The blue-haired girl stood from the ottoman, taking a step closer. “It’s not our story to tell, but your kind has hurt mine. Killed us. So we’re asking you to please keep us a secret. Do you think you can do that?”
The three teenagers stood in a triangle with blue girl at the front, and something about the way they were looking at him made him stop in his pacing tracks. They were deadly serious. He had a feeling that if he had jokingly asked if they’d kill him if he woul
dn’t agree, they couldn’t have joked back. In that moment, he saw something old in their eyes. Older than old. Beyond the primitive need to defend their own kind was something primordial that sucked away all the air in his lungs.

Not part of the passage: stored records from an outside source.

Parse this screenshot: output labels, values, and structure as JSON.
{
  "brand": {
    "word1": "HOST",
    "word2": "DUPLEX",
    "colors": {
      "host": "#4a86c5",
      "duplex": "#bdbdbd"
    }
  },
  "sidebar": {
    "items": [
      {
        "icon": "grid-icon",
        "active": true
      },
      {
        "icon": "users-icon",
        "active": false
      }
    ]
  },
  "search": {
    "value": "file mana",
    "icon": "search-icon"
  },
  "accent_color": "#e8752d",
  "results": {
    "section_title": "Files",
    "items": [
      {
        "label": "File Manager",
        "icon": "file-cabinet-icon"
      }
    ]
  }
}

He nodded. “I keep a lot of secrets.”
“We know you do.” Pink girl nodded too.
He softly snorted. “You know about the secrets I keep for my government?” He’d been a Green Beret. He knew how to keep secrets, even if they were killing him.
Blue girl shook her head. “No, not really.”
He narrowed his eyes, wondering if she was meaning to be vague or was trying not to lie to him.
“I’ll keep the dísir a secret if you tell me something.”
“What’s that, human?” Purple girl pursed her lips.
“How does Adala know me? Can I talk to her?” He wasn’t sure if he wanted to talk to the woman of his dreams, who had stunned him into a stupor at the sight of her. She had been dressed in a bronze breastplate, looking like she was ready to fight with Vikings, but that’s not why he couldn’t keep his eyes off her, that’s not why he kept remembering the way she looked.
It probably sounded crazy, and it was. But he knew her. Yeah. All right. He only knew her from his dreams. But that had to mean something. Or was he grasping at straws, hoping to find gold when there was none to be found?
Hell, he had to talk to her. If anything, just to be closer to the calm she provided.
Blue girl glanced over her shoulder at her sisters, some kind of silent communication between them.
“Let us talk to Adala,” pink girl said. “See if she is willing to talk to you.”